AGI - Non era Spelacchio, ma un bellissimo e lunghissimo cipresso. Però, poco adeguato per festeggiare il Natale, visto che accompagna lungo i viali dei cimiteri l'incedere triste di chi va a piangere i propri cari.
Era comparso davanti al Teatro Politeama, nel cuore di Palermo, lì dove di solito viene messo l'albero di Natale; e sui social si è subito scatenata un'ironia pari a quella che dovette subire a suo tempo il sindaco di Roma, Virginia Raggi. Ed è sparito.
È stato tutto un equivoco, anzi un eccesso di buona volontà da parte degli operai del Comune. Almeno, questo è ciò che, sprofondata nell'imbarazzo, afferma la giunta di Leoluca Orlando, per bocca dell'assessore al Verde, Sergio Marino, nell'intento di "rassicurare gli amanti della tradizione che a breve un albero adeguato sarà collocato nella piazza e ciò avverrà gratuitamente come già previsto".
Ma cosa è successo all'albero di Natale pensato per piazza Castelnuovo? Il racconto che ne fa Marino riporta alla mente le favole di Giufà, eroe comico della letteratura popolare araba e siciliana riportato alla luce dall'etnologo palermitano Giuseppe Pitrè.
"Ieri a Polizzi Generosa, durante il caricamento su un mezzo comunale di un abete donato dalla Forestale al Comune - racconta l'assessore - si è danneggiato".
Pensando che non vi fossero altri alberi disponibili, "gli operai comunali sono quindi rientrati in città e non volendo lasciare sguarnita la piazza hanno autonomamente deciso di prendere un albero che era stato tagliato all'interno della Favorita in quanto malato".
I palermitani, che negli anni hanno visto la propria città massacrata dal cemento, sembrano non aver perso del tutto l'amore per la natura, la capacità di osservazione e si sono accorti subito dello scambio.
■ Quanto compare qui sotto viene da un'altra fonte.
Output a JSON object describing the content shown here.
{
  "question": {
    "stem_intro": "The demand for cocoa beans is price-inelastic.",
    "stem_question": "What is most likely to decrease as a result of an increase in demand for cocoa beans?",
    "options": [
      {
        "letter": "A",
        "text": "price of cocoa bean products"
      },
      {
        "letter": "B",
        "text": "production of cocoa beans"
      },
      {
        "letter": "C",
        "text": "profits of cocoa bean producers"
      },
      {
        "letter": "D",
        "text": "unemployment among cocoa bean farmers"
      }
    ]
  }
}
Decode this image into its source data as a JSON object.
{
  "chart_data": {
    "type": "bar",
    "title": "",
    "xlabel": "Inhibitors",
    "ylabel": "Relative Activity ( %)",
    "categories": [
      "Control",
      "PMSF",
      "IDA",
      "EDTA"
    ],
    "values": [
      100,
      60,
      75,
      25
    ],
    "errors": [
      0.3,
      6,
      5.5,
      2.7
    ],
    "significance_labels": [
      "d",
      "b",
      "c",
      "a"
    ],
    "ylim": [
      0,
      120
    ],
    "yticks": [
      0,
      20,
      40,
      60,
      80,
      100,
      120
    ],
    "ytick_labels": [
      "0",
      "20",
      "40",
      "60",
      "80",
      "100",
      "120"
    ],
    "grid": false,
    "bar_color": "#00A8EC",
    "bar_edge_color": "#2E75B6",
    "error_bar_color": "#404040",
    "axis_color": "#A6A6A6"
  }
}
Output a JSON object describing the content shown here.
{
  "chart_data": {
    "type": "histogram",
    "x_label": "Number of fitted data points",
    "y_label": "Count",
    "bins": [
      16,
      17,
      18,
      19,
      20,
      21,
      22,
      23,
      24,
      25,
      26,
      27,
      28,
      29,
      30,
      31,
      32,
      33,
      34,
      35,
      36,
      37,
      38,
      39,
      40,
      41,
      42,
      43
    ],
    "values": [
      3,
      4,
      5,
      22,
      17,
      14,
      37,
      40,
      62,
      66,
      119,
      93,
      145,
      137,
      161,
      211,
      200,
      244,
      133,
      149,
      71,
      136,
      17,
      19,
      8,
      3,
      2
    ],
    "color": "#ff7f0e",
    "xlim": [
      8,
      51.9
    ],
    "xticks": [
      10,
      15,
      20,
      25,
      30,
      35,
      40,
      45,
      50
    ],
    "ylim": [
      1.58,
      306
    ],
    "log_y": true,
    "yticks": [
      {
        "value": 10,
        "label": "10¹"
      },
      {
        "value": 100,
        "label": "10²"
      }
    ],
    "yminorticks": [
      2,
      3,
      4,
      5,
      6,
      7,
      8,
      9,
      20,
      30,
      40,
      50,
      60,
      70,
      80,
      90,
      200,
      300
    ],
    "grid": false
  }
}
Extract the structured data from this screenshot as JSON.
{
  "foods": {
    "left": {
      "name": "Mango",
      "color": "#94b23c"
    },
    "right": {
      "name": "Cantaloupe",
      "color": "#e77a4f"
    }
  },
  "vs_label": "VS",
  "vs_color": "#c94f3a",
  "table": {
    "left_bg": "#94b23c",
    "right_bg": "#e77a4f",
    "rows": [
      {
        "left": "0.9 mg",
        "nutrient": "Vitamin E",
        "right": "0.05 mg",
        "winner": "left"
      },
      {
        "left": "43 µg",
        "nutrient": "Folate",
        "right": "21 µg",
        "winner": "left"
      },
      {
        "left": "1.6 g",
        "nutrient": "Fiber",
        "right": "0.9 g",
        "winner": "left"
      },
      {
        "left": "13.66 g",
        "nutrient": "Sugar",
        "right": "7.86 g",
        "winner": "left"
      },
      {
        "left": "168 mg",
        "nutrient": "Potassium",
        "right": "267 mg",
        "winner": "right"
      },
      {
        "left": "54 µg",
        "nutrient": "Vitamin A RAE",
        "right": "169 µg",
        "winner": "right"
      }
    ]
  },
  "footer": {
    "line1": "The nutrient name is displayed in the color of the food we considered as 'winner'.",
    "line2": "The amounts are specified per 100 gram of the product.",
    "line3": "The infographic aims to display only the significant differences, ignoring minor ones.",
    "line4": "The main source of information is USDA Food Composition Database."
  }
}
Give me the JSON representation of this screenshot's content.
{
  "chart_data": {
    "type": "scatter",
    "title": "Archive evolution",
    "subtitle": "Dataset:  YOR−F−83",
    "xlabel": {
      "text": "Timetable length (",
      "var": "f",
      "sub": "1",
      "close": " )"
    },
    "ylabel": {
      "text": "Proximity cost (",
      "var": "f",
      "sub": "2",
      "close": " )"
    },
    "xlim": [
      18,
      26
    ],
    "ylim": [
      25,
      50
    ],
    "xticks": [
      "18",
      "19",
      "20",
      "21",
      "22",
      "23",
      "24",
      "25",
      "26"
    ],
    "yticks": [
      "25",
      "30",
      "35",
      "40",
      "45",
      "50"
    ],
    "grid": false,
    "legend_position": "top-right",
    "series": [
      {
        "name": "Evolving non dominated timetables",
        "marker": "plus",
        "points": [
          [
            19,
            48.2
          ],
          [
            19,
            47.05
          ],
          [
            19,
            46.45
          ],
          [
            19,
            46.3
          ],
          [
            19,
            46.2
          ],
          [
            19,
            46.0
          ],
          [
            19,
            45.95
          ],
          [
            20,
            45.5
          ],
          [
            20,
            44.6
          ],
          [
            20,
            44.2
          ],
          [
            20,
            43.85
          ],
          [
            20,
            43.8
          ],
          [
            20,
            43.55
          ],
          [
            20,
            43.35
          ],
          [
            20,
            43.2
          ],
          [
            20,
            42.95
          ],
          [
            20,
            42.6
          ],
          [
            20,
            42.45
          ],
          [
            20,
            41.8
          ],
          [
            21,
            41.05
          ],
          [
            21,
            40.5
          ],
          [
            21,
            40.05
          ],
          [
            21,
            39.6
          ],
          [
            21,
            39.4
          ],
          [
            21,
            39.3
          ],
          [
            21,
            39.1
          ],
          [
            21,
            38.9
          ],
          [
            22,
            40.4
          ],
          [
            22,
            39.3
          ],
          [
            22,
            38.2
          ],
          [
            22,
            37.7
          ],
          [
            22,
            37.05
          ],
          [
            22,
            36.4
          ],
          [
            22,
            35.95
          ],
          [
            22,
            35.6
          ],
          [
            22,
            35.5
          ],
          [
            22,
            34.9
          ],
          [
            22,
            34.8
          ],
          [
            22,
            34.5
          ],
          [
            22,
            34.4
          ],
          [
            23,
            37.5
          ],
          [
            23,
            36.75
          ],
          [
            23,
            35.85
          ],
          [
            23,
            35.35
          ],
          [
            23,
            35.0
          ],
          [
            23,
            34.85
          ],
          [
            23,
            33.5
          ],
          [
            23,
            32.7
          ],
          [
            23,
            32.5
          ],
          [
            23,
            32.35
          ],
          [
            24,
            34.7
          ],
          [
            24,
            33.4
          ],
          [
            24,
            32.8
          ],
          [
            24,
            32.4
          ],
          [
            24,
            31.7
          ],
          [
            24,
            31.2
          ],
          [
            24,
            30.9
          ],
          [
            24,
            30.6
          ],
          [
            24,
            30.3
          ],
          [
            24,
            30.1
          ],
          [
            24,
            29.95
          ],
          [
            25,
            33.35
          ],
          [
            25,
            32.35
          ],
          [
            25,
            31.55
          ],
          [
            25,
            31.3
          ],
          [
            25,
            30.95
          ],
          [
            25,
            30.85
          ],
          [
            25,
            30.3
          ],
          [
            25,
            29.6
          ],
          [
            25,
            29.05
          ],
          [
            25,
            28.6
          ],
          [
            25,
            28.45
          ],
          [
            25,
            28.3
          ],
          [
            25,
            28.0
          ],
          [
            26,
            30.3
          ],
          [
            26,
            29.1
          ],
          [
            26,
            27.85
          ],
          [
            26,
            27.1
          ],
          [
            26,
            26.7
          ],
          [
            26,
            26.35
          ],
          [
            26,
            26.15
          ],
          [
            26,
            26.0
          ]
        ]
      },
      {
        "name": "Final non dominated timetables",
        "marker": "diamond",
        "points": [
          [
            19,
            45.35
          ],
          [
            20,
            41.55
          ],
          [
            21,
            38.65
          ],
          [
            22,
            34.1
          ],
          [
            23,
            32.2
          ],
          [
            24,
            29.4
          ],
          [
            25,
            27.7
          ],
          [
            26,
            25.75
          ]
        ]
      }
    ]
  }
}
E questa volta è andata male a Giufà, il "babbeo che - secondo Leonardo Sciascia, che racconta come ammazzò un cardinale ne "Il mare colore del vino" - ne combina 'una più grossa dell’altra', ma riesce sempre a cavarsela".
Alla fine il povero e malato cipresso è stato rimosso, poiché, conclude Marino, "la scelta compiuta in assoluta buona fede si è però rivelata non consona all'evento che vogliamo celebrare".